Three Key Terms
The conversion discount is the most important aspect of a convertible note. As demonstrated above, it gives the investor an opportunity to see a real return on investment in exchange for investing in a startup that may not have gained traction yet. Discounts are typically anywhere from 10-40%, and are determined by a host of factors such as:
- The angel investor’s reputation.
- The startup’s initial and potential traction.
- The startup’s leverage by competition between angel investors.
- Overall market conditions.
The maturity date is when the convertible note becomes due and payable in full to the investor. It essentially sets a deadline for the conversion discount to apply, and once the deadline passes, the investor just wants his principal investment back. However, the vast majority of convertible notes are not secured with collateral, like a typical business loan.
So what actually happens when a convertible note matures?

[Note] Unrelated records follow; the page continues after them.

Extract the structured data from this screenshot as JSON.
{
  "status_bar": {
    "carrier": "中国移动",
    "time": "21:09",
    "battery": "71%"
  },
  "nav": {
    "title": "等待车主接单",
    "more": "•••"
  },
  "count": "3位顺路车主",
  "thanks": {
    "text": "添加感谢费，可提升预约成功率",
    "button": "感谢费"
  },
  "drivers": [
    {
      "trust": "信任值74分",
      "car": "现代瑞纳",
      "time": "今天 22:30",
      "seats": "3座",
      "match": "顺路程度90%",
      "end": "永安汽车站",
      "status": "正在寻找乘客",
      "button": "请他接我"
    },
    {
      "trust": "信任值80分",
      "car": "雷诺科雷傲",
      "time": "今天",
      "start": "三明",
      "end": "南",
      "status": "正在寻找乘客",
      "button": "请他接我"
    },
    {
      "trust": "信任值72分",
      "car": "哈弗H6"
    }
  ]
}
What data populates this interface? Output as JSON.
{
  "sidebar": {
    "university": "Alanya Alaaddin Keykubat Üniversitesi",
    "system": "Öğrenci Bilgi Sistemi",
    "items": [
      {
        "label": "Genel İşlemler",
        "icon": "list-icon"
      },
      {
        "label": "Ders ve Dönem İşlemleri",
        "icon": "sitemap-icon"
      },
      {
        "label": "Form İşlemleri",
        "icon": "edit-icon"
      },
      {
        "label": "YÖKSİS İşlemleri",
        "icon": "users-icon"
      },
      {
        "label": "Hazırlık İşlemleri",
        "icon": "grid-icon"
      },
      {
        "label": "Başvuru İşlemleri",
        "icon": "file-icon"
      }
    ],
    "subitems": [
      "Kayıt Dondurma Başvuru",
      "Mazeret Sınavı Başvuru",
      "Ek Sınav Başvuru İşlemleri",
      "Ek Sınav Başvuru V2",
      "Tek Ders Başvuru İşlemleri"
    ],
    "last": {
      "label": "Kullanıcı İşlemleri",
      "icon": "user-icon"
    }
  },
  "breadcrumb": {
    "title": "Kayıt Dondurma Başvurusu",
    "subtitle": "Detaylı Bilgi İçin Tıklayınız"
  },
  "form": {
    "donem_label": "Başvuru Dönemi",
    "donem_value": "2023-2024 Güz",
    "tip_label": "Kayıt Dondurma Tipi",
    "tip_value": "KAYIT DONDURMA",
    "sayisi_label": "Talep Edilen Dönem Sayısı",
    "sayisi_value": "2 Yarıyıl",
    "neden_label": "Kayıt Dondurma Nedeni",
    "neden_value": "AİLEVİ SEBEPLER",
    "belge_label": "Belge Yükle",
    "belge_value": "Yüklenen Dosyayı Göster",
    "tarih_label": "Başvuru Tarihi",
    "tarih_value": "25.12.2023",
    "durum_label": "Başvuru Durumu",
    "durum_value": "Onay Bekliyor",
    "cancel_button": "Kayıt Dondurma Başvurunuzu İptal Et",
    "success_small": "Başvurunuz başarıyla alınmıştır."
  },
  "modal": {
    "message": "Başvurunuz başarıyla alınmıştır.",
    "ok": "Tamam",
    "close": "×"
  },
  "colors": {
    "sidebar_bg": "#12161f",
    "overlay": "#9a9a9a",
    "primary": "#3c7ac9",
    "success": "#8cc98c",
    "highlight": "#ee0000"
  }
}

Usually nothing.
Each party involved is aware of the hit-or-miss nature of these investments – arguably, the investor doesn’t always expect to be paid back. And as a practical matter, if the company is out of money, what is recoverable?
A valuation cap institutes an upper limit on the valuation of the startup in regards to the investor’s conversion discount. The higher the startup’s valuation for a qualified financing round, the fewer shares the convertible note purchases. Therefore, a valuation cap assures the initial investor a decent return on investment. Let’s return to Fundco for an illustration:
Angel signs a $100,000 convertible note with Fundco. The terms of the note state that Angel will receive a 20% conversion discount upon a qualified financing round, such as a Series A investment round.
Fundco closes a $1,000,000 Series A investment round from VCFirm, and each share is valued at $1.00 per share. In addition, there is a $500,000 valuation cap.
Earlier, this amounted to Angel owning 125,000 shares of converted preferred shares. However, the Series A round is greater than the valuation cap.
To determine the new share price for Angel, we divide the valuation cap by the Series A valuation ($500,000 / $1,000,000) to get $.50 per share.
At $.50 per share, the initial $100,000 will buy 200,000 shares. This is quite a windfall as compared to Angel’s take without a valuation cap.